Knowledge of the polyprotein cleavage sites by HIV protease will refine our understanding of its specificity, and the information thus acquired is useful for designing specific and efficient HIV protease inhibitors. Recently, several works have approached the HIV-1 protease specificity problem by applying a number of classifier creation and combination methods. The pace in searching for the proper inhibitors of HIV protease will be greatly expedited if one can find an accurate, robust, and rapid method for predicting the cleavage sites in proteins by HIV protease. In this article, we selected HIV-1 protease as the subject of the study. 299 oligopeptides were chosen for the training set, while the other 63 oligopeptides were taken as a test set. The peptides are represented by features constructed by AAIndex (Kawashima et al., Nucleic Acids Res 1999, 27, 368; Kawashima and Kanehisa, Nucleic Acids Res 2000, 28, 374). The mRMR method (Maximum Relevance, Minimum Redundancy; Ding and Peng, Proc Second IEEE Comput Syst Bioinformatics Conf 2003, 523; Peng et al., IEEE Trans Pattern Anal Mach Intell 2005, 27, 1226) combining with incremental feature selection (IFS) and feature forward search (FFS) are applied to find the two important cleavage sites and to select 364 important biochemistry features by jackknife test. Using KNN (K-nearest neighbors) to combine the selected features, the prediction model obtains high accuracy rate of 91.3% for Jackknife cross-validation test and 87.3% for independent-set test.
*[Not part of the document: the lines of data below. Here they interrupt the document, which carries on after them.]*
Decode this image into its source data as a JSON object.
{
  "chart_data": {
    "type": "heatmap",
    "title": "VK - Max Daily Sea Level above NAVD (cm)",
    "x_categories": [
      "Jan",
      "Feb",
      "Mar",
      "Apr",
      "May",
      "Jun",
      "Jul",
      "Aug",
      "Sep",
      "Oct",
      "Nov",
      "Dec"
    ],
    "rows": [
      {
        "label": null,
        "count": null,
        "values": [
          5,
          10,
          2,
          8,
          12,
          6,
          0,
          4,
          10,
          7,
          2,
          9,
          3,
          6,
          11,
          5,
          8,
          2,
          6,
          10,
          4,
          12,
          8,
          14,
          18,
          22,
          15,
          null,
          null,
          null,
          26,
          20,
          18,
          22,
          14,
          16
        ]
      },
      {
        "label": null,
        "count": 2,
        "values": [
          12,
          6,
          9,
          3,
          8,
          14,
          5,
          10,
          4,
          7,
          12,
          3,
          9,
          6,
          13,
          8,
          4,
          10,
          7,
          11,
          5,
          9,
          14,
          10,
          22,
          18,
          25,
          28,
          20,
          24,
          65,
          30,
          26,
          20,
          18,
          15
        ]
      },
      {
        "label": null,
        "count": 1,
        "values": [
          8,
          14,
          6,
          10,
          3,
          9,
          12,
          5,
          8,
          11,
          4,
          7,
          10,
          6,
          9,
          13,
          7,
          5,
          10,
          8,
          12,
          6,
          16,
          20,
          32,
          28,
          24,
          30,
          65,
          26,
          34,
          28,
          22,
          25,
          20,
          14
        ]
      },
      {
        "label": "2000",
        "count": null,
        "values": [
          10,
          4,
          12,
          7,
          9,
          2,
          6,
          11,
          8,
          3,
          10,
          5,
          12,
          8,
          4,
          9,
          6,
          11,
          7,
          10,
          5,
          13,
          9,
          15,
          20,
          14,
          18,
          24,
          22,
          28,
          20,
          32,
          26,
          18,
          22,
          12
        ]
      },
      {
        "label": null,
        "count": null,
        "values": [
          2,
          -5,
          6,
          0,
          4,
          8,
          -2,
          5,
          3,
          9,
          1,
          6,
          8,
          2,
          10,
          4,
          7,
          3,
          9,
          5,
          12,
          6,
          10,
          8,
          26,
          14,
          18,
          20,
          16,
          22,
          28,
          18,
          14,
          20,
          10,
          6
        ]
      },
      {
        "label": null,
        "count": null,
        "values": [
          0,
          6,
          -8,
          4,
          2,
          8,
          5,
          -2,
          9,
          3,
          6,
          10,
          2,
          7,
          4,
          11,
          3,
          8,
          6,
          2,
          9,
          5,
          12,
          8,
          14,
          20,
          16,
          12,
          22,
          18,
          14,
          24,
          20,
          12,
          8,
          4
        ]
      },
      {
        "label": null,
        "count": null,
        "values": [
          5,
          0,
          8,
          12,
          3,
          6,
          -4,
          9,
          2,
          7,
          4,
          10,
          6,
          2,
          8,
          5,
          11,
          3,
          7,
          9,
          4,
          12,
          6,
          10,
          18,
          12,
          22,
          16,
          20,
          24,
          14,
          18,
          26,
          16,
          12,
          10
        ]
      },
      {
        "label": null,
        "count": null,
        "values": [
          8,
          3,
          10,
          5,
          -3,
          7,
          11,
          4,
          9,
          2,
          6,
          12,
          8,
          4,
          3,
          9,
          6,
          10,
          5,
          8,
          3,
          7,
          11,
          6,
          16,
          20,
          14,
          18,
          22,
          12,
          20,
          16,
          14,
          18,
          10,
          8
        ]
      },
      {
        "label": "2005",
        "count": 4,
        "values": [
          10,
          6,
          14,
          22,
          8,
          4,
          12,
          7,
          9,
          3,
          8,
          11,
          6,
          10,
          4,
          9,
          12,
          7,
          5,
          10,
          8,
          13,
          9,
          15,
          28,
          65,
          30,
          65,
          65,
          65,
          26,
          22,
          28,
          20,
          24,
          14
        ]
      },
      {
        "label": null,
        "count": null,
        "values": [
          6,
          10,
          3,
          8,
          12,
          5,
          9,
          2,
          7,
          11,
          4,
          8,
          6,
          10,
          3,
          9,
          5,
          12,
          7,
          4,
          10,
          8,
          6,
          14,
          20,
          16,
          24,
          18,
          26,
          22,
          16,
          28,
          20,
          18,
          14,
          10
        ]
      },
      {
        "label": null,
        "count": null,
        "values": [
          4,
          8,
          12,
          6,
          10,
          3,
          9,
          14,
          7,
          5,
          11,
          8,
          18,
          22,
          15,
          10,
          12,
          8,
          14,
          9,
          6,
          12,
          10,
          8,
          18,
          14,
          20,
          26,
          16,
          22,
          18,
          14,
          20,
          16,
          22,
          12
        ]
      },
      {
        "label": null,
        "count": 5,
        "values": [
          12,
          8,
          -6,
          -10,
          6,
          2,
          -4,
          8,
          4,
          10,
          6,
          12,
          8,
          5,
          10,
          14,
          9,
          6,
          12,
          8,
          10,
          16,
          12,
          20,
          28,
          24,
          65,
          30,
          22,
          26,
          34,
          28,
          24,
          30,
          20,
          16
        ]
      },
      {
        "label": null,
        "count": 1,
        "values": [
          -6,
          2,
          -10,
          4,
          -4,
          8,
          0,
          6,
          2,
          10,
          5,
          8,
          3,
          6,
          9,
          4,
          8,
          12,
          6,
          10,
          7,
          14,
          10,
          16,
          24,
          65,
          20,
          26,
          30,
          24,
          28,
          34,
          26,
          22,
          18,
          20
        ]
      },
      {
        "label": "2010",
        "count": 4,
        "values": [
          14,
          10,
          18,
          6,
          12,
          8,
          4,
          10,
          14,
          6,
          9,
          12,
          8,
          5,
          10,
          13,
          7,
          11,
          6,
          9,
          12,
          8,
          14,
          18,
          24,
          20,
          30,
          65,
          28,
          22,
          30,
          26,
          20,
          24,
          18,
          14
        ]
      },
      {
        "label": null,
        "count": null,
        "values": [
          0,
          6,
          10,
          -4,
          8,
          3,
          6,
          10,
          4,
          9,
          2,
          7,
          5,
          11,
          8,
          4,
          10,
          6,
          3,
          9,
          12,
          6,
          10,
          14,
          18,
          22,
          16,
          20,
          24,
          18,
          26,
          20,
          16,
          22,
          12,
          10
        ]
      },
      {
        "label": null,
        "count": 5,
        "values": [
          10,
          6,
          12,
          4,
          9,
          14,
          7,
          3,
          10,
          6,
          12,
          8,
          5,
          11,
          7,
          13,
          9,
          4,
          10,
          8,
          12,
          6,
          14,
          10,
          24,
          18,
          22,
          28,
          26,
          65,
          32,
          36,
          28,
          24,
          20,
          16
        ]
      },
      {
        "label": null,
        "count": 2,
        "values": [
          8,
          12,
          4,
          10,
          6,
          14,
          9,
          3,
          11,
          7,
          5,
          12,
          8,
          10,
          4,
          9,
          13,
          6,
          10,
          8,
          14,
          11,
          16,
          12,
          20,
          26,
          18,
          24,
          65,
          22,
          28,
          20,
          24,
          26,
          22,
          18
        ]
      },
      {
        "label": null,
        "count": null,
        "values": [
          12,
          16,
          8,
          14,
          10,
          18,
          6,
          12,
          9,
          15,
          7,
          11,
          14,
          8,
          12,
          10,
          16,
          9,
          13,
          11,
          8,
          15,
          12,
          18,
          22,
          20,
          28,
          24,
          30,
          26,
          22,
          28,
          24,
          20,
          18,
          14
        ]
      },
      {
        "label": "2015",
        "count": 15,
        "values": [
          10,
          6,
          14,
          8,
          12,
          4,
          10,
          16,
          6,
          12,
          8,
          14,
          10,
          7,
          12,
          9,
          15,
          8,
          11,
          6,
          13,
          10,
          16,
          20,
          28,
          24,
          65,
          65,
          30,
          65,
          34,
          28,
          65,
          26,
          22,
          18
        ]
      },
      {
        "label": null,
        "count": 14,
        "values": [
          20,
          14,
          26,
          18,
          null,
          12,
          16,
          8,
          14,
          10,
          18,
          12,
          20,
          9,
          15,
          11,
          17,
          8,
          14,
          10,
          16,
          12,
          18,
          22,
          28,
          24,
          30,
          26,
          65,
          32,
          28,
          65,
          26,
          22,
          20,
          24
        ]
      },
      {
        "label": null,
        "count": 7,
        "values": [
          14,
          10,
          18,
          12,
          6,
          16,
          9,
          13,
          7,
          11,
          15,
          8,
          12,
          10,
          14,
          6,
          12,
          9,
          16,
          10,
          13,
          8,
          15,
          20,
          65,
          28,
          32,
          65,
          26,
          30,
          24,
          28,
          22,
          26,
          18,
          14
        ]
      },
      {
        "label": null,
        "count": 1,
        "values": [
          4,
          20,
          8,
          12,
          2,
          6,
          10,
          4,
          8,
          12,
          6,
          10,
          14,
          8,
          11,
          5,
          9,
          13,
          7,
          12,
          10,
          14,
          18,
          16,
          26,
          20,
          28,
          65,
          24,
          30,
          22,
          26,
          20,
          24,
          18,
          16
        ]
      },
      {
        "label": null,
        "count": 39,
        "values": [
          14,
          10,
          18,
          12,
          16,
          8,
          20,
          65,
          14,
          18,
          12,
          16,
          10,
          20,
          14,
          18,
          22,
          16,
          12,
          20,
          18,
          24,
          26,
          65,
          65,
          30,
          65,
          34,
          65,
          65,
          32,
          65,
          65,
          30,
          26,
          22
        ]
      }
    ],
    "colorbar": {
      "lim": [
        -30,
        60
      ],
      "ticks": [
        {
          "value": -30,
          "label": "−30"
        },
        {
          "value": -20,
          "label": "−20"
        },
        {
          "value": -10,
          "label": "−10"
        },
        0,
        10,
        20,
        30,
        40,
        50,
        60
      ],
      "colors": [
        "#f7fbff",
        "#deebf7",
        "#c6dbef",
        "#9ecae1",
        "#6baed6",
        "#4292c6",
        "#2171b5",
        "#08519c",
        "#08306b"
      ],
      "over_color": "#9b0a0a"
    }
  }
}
It is expected that our feature selection scheme can be referred to as a useful assistant technique for finding effective inhibitors of HIV protease, especially for the scientists in this field.
了解HIV蛋白酶对多蛋白的切割位点将深化我们对其特异性的认识,而由此获得的信息对于设计特异性高效的HIV蛋白酶抑制剂很有用。最近,有几项研究通过应用多种分类器创建和组合方法来解决HIV-1蛋白酶特异性问题。如果能够找到一种准确、稳健且快速的方法来预测HIV蛋白酶在蛋白质中的切割位点,那么寻找HIV蛋白酶合适抑制剂的步伐将大大加快。在本文中,我们选择HIV-1蛋白酶作为研究对象。选择299个寡肽作为训练集,另外63个寡肽作为测试集。这些肽由AAIndex构建的特征表示(Kawashima等人,《核酸研究》1999年,27卷,368页;Kawashima和Kanehisa,《核酸研究》2000年,28卷,374页)。结合增量特征选择(IFS)和特征前向搜索(FFS)的mRMR方法(最大相关性,最小冗余性;Ding和Peng,《第二届IEEE计算系统生物信息学会议论文集》2003年,523页;Peng等人,《IEEE模式分析与机器智能汇刊》2005年,27卷,1226页)被用于找到两个重要的切割位点,并通过留一法测试选择364个重要的生物化学特征。使用KNN(K近邻)来组合所选特征,该预测模型在留一法交叉验证测试中的准确率高达91.3%,在独立集测试中的准确率为87.3%。预计我们的特征选择方案可作为一种有用的辅助技术,用于寻找有效的HIV蛋白酶抑制剂,特别是对于该领域的科学家而言。